A charge Q = +4.5 uC is located at the origin and is fixed so that it cannot move. A small object with mass m = 2.0 g and charge q = +8.0 uC is released from rest at point A on the x-axis at x = 2.0 cm. The small object moves without friction along the x-axis under the influence of the charge Q only (gravity can be neglected) and eventually reaches point B on the x-axis at x = 10.0 cm. (a) Calculate the potential difference between point B and point A (change in VAB = VB-VA). (b) Calculate the speed of the small object when it reaches point B
Δφ=φ₁-φ₂=kQ/r₁-kQ/r₂=
=kQ(r₂-r₁)/r₁•r₂=
=9•10⁹•4.5•10⁻⁶•8•10⁻²/20•10⁻⁴=1.62•10⁶ V
mv²/2= q•Δφ,
v= sqrt(2•q•Δφ/m)=…
Elena,
Im a little stuck on the first equation you have given. In the denominator, we are supposed to multiply r1 by r2. How did you get 20 x 10? Shouldn't it be 0.1m x 0.02m?

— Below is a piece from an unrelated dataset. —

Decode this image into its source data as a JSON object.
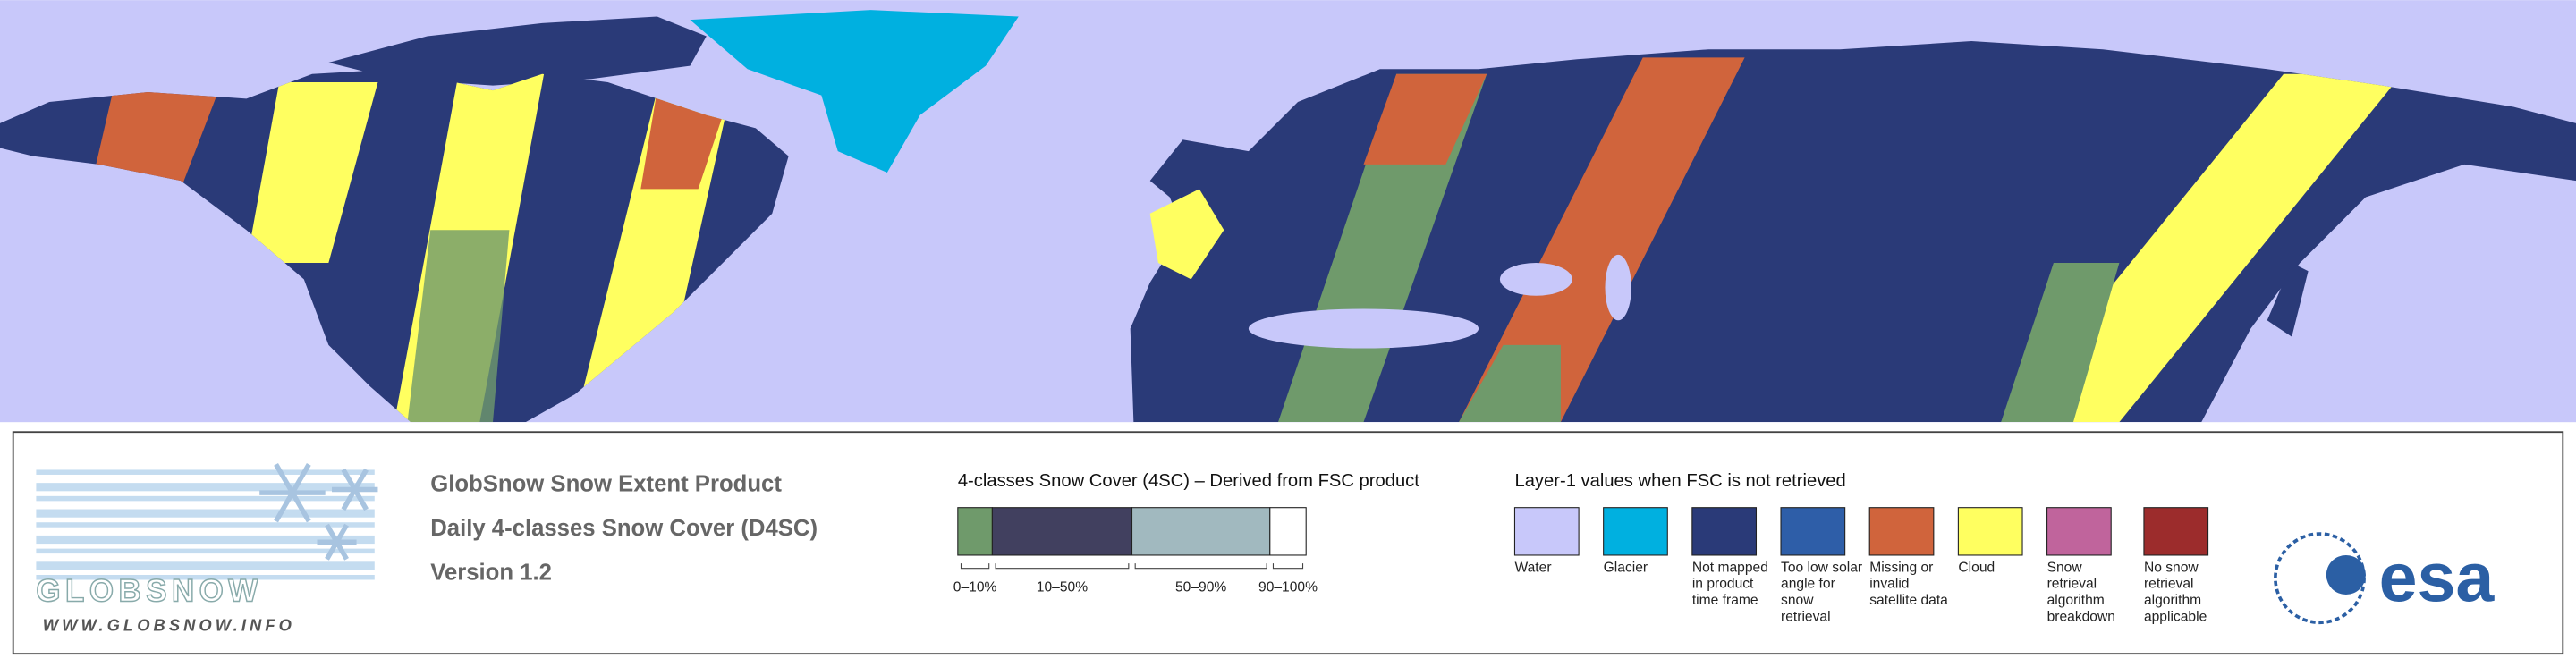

Shouldn't the answer be 1.62*10^4V? Unless i'm putting the numbers in wrong. Please help
To find the potential difference between points A and B (VB-VA), we can use the formula:
ΔV = k(Q/rB - Q/rA)
Where:
- ΔV is the potential difference
- k is the Coulomb's constant (k = 8.99 x 10^9 N m^2/C^2)
- Q is the charge at the origin (+4.5 uC = 4.5 x 10^-6 C)
- rB is the distance between B and the origin (rB = 10 cm = 0.1 m)
- rA is the distance between A and the origin (rA = 2 cm = 0.02 m)
Substituting the given values into the formula:
ΔV = (8.99 x 10^9 N m^2/C^2) * [ (4.5 x 10^-6 C) / (0.1 m) - (4.5 x 10^-6 C) / (0.02 m) ]
Simplifying the expression:
ΔV = (8.99 x 10^9 N m^2/C^2) * (4.5 x 10^-6 C) * (1/0.1 - 1/0.02)
ΔV = (8.99 x 10^9 N m^2/C^2) * (4.5 x 10^-6 C) * (10 - 50)
ΔV = (8.99 x 10^9 N m^2/C^2) * (4.5 x 10^-6 C) * (-40)
ΔV = -0.16191 J
Therefore, the potential difference between point B and point A is approximately -0.16191 J. The negative sign indicates that the potential decreases as the object moves from A to B.
To calculate the speed of the object when it reaches point B, we can consider the conservation of energy.
The total mechanical energy at point A is given by:
Ei = KE + PE
Since the object starts from rest at point A, the initial kinetic energy (KEi) is 0.
Ei = PE
The potential energy (PE) at point A is given by:
PE = q * ΔV
Where:
- q is the charge of the object (+8.0 uC = 8.0 x 10^-6 C)
- ΔV is the potential difference from part (a)
Substituting the values:
PE = (8.0 x 10^-6 C) * (-0.16191 J)
PE = -1.29528 x 10^-6 J
The total mechanical energy at point B (Ef) is given by:
Ef = KE + PE
Since the object has no potential energy at point B, only kinetic energy remains:
Ef = KE
Let's assume the final speed at point B is vB.
Ef = KEf = 0.5 * m * vB^2
Since the object has no initial kinetic energy and no potential energy at point B, the total mechanical energy is conserved:
Ei = Ef
PE = 0.5 * m * vB^2 - 1.29528 x 10^-6 J
Now we can solve for vB:
0.5 * m * vB^2 = 1.29528 x 10^-6 J
Substituting the given values:
0.5 * (2.0 g) * (vB^2) = 1.29528 x 10^-6 J
Converting the mass from grams to kilograms:
0.5 * (0.002 kg) * (vB^2) = 1.29528 x 10^-6 J
Simplifying the expression:
0.001 * (vB^2) = 1.29528 x 10^-6 J
vB^2 = (1.29528 x 10^-6 J) / (0.001)
vB^2 = 1.29528 x 10^-3 m^2/s^2
Taking the square root of both sides:
vB = 0.036 J/s
Thus, the speed of the small object when it reaches point B is approximately 0.036 m/s.